Generally, stock prices reflect a discount rate applied to expected future cash flows. For a large basket of stocks, the discount rate for the basket reflects aggregate, economy-wide risks and investors’ appetites for bearing those risks. Although researchers, investors, professionals and others have an interest in the determinants of aggregate risks and risk attitudes, and how they change over time, research in this area is limited by lack of sound measures of the aggregate discount rate, Nichols says. “One of the key problems is that we can’t identify it, it’s not traded in the market, there’s no security or market price that reflects it perfectly,” he says. “There’s a history among the community of researchers, practitioners, investors of grappling with the best way to measure this.”

 

In their forthcoming article in the Journal of Financial and Quantitative Analysis, the researchers contribute a novel approach to inferring broad equity market discount rates from the way equity investors price fundamental value drivers from a company’s financial statements—such as earnings, the book value of shareholders equity, dividends—in a representative cross-section of stocks.

 

The researchers are not the first to attempt to measure market-wide discount rates for stocks. While many investors and academics look at time-series averages—the average realized returns for the market in the recent past—the past may not be a good representation of prevailing market conditions, market risks or risk attitudes.
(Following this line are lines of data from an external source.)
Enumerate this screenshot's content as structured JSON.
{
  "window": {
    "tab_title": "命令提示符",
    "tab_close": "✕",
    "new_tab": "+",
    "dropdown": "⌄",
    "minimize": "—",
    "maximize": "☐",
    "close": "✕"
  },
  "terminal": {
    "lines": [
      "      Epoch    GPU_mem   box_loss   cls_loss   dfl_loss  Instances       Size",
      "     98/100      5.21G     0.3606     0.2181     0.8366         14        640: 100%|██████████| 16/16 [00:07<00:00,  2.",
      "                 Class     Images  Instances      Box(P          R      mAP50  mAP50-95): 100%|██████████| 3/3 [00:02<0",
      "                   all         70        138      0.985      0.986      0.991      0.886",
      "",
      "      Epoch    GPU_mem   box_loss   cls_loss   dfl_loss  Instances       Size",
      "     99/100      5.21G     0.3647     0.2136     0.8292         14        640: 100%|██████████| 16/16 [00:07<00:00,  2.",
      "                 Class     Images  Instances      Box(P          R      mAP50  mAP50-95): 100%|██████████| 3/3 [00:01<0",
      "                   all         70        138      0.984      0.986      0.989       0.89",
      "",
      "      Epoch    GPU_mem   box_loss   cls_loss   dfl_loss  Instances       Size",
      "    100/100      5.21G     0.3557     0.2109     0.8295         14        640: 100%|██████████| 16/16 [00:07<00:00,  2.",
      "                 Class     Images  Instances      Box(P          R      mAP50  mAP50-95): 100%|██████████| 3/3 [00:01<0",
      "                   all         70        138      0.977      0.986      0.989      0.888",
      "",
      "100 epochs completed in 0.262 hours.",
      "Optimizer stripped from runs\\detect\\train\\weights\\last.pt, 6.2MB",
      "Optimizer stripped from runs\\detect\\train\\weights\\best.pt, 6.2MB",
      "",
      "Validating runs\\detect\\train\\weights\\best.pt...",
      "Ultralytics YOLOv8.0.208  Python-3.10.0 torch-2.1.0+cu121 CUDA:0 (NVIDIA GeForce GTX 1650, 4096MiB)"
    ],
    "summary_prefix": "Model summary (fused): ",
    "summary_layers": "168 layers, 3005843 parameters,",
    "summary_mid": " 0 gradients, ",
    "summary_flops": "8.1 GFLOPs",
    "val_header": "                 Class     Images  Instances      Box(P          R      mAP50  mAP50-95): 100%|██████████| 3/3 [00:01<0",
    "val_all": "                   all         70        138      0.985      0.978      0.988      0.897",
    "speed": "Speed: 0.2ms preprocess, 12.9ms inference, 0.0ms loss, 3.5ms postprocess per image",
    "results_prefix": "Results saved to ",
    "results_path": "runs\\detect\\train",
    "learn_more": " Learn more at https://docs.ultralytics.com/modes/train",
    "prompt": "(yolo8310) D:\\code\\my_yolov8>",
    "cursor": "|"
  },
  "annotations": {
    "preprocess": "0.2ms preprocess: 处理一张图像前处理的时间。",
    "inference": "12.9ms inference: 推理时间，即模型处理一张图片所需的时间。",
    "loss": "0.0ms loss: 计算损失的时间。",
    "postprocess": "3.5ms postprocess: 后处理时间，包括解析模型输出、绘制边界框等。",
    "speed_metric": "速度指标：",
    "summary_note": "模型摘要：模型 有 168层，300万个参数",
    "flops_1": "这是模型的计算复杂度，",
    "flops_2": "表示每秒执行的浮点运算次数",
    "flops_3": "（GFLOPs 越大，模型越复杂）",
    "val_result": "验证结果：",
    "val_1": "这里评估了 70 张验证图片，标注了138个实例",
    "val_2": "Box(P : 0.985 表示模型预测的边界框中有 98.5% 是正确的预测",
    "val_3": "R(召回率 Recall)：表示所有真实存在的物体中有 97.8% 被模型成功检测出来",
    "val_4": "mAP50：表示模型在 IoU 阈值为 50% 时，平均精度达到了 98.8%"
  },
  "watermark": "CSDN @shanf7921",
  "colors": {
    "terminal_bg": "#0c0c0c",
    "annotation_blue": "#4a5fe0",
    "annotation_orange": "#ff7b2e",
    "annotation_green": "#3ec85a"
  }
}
Another, forward-looking type of model estimates the discount rate based on current stock prices and analysts’ forecasts for future earnings.

 

“We incorporate the most popular and the most successful candidates from that class into our research design,” Nichols says. “But we're only going to make a contribution to the extent that we can show that the new measure actually provides incremental explanatory power over other measures that are trying to do the same thing.” When Nichols and his colleagues ran the model through a battery of traditional and newly developed tests, they were pleased to find that, indeed, it did—in many cases “in a substantial and economically significant way,” he says.

 

Nichols hopes to develop further uses of the new measure. “What would be most satisfying is to have a cohesive approach that allows one to measure both the discount rates and shocks to discount rates as well as cash flow expectations and shocks to cash flow expectations,” he says.

 

 

Bali, T.G.,  Nichols, D. C., and Weinbaum, D., Inferring Aggregate Market Expectations from the Cross-Section of Stock Prices, Journal of Financial and Quantitative Analysis, forthcoming.